Rep. Kathy Tyler (D-4/Big Stone City) spent a lot of time on the Interstate Highway System last week. She asks us to muse over what GOP hostage-taking tactics might have done to our great national highway system fifty years ago:

...what would have happened if either party would have said in 1964, “We’ll work on the budget when you defund the Federal-Aid Highway Act. The roads aren’t going where we want them to go.” Never mind that the plans had been voted on and passed. Think of your own situation: you plan a major project; it’s approved. Half-way through, a group kidnaps the project for ransom. There has been plenty of time for discussion, but this way sends a huge message. I haven’t decided what the message is necessarily, but evidently there is one [Rep. Kathy Tyler, "The Interstate and the Affordable Care Act," Kathy's Corner, 2013.10.07].

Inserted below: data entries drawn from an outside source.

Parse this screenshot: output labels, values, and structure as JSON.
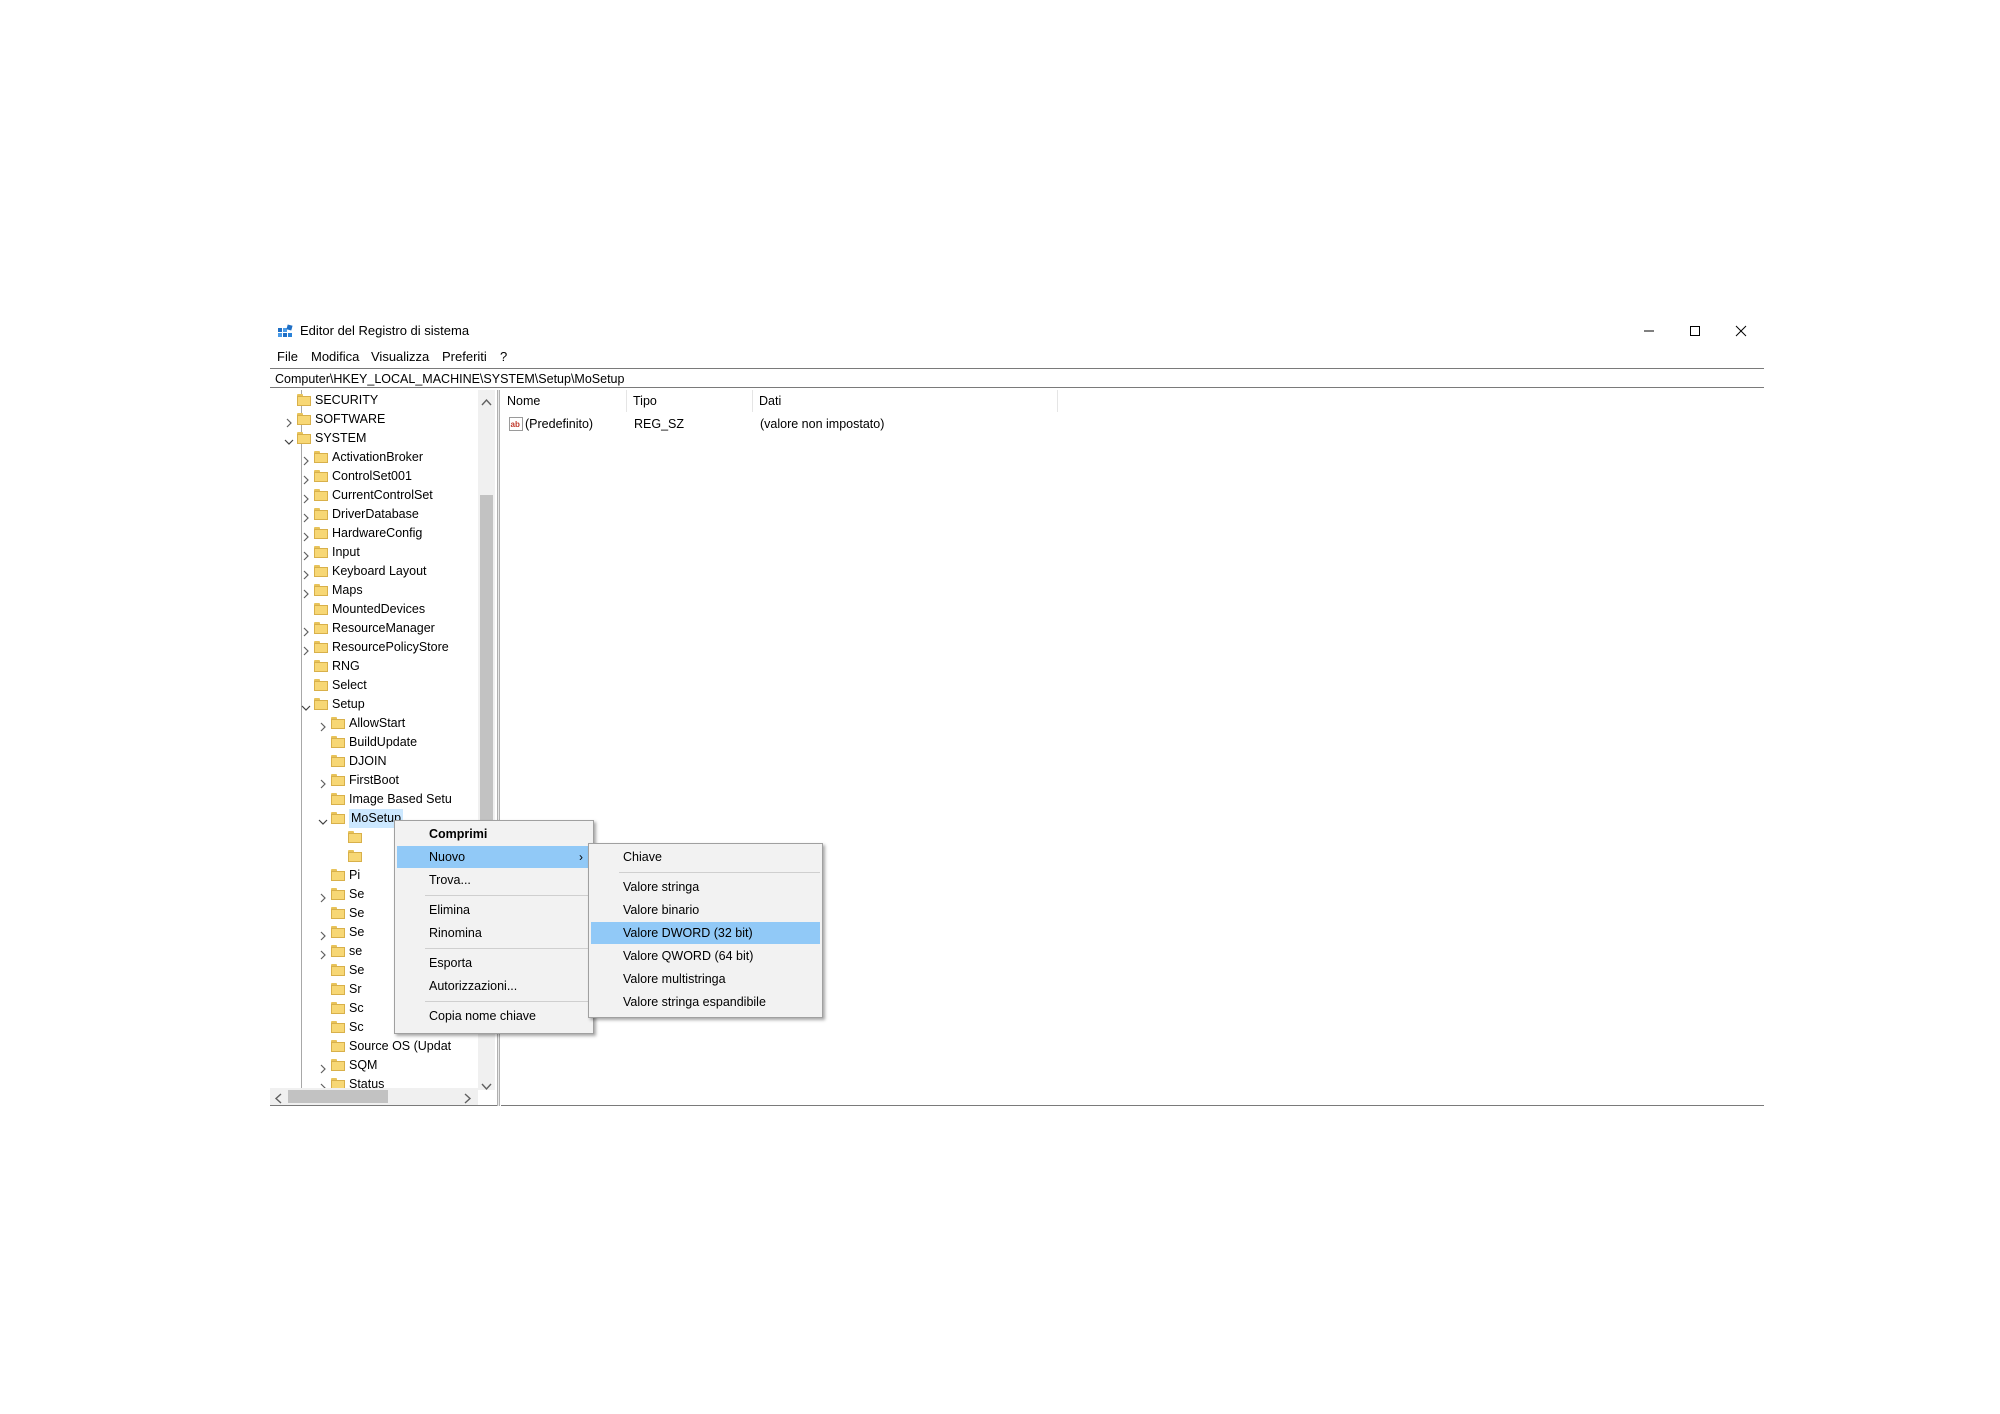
{
  "window": {
    "title": "Editor del Registro di sistema",
    "controls": {
      "minimize": "minimize-icon",
      "maximize": "maximize-icon",
      "close": "close-icon"
    }
  },
  "menubar": [
    "File",
    "Modifica",
    "Visualizza",
    "Preferiti",
    "?"
  ],
  "address": "Computer\\HKEY_LOCAL_MACHINE\\SYSTEM\\Setup\\MoSetup",
  "tree": [
    {
      "label": "SECURITY",
      "level": 0,
      "chevron": "none"
    },
    {
      "label": "SOFTWARE",
      "level": 0,
      "chevron": "right"
    },
    {
      "label": "SYSTEM",
      "level": 0,
      "chevron": "down"
    },
    {
      "label": "ActivationBroker",
      "level": 1,
      "chevron": "right"
    },
    {
      "label": "ControlSet001",
      "level": 1,
      "chevron": "right"
    },
    {
      "label": "CurrentControlSet",
      "level": 1,
      "chevron": "right"
    },
    {
      "label": "DriverDatabase",
      "level": 1,
      "chevron": "right"
    },
    {
      "label": "HardwareConfig",
      "level": 1,
      "chevron": "right"
    },
    {
      "label": "Input",
      "level": 1,
      "chevron": "right"
    },
    {
      "label": "Keyboard Layout",
      "level": 1,
      "chevron": "right"
    },
    {
      "label": "Maps",
      "level": 1,
      "chevron": "right"
    },
    {
      "label": "MountedDevices",
      "level": 1,
      "chevron": "none"
    },
    {
      "label": "ResourceManager",
      "level": 1,
      "chevron": "right"
    },
    {
      "label": "ResourcePolicyStore",
      "level": 1,
      "chevron": "right"
    },
    {
      "label": "RNG",
      "level": 1,
      "chevron": "none"
    },
    {
      "label": "Select",
      "level": 1,
      "chevron": "none"
    },
    {
      "label": "Setup",
      "level": 1,
      "chevron": "down"
    },
    {
      "label": "AllowStart",
      "level": 2,
      "chevron": "right"
    },
    {
      "label": "BuildUpdate",
      "level": 2,
      "chevron": "none"
    },
    {
      "label": "DJOIN",
      "level": 2,
      "chevron": "none"
    },
    {
      "label": "FirstBoot",
      "level": 2,
      "chevron": "right"
    },
    {
      "label": "Image Based Setu",
      "level": 2,
      "chevron": "none"
    },
    {
      "label": "MoSetup",
      "level": 2,
      "chevron": "down"
    },
    {
      "label": "",
      "level": 3,
      "chevron": "none"
    },
    {
      "label": "",
      "level": 3,
      "chevron": "none"
    },
    {
      "label": "Pi",
      "level": 2,
      "chevron": "none"
    },
    {
      "label": "Se",
      "level": 2,
      "chevron": "right"
    },
    {
      "label": "Se",
      "level": 2,
      "chevron": "none"
    },
    {
      "label": "Se",
      "level": 2,
      "chevron": "right"
    },
    {
      "label": "se",
      "level": 2,
      "chevron": "right"
    },
    {
      "label": "Se",
      "level": 2,
      "chevron": "none"
    },
    {
      "label": "Sr",
      "level": 2,
      "chevron": "none"
    },
    {
      "label": "Sc",
      "level": 2,
      "chevron": "none"
    },
    {
      "label": "Sc",
      "level": 2,
      "chevron": "none"
    },
    {
      "label": "Source OS (Updat",
      "level": 2,
      "chevron": "none"
    },
    {
      "label": "SQM",
      "level": 2,
      "chevron": "right"
    },
    {
      "label": "Status",
      "level": 2,
      "chevron": "right"
    }
  ],
  "list": {
    "columns": [
      "Nome",
      "Tipo",
      "Dati"
    ],
    "rows": [
      {
        "name": "(Predefinito)",
        "type": "REG_SZ",
        "data": "(valore non impostato)"
      }
    ]
  },
  "context_menu": {
    "items": [
      "Comprimi",
      "Nuovo",
      "Trova...",
      "Elimina",
      "Rinomina",
      "Esporta",
      "Autorizzazioni...",
      "Copia nome chiave"
    ],
    "highlighted": "Nuovo",
    "submenu_arrow": "›"
  },
  "submenu": {
    "items": [
      "Chiave",
      "Valore stringa",
      "Valore binario",
      "Valore DWORD (32 bit)",
      "Valore QWORD (64 bit)",
      "Valore multistringa",
      "Valore stringa espandibile"
    ],
    "highlighted": "Valore DWORD (32 bit)"
  },
  "colors": {
    "highlight": "#91c9f7",
    "folder": "#f7d775",
    "menu_bg": "#f2f2f2"
  }
}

Rep. Tyler comes back to 2013 (and to South Dakota, safely, on that grand concrete product of socialism) and notes that the Affordable Care Act is as much law and reality now as President Eisenhower's Federal-Aid Highway Act of 1956. She accurately contends that our main question in addressing the partial government shutdown should not be whether we approve of the ACA:

The question is does any party have the right to shut down the United States government—to hold it hostage? I think not. Somewhere along the line, people need to put their dander down and start talking. I have an idea: each party select three top economists, tax experts, whomever (I like expert opinion); three people from each party, and a budget person or two. Put them in a room with the assignment to find the way to balance the budget with the caveat that it will be passed by Congress. But that would take trust…and I think we’ve lost that [Tyler, 2013.10.07].

Do we want to trust each other and solve problems, or do we want to end up as Weimar America?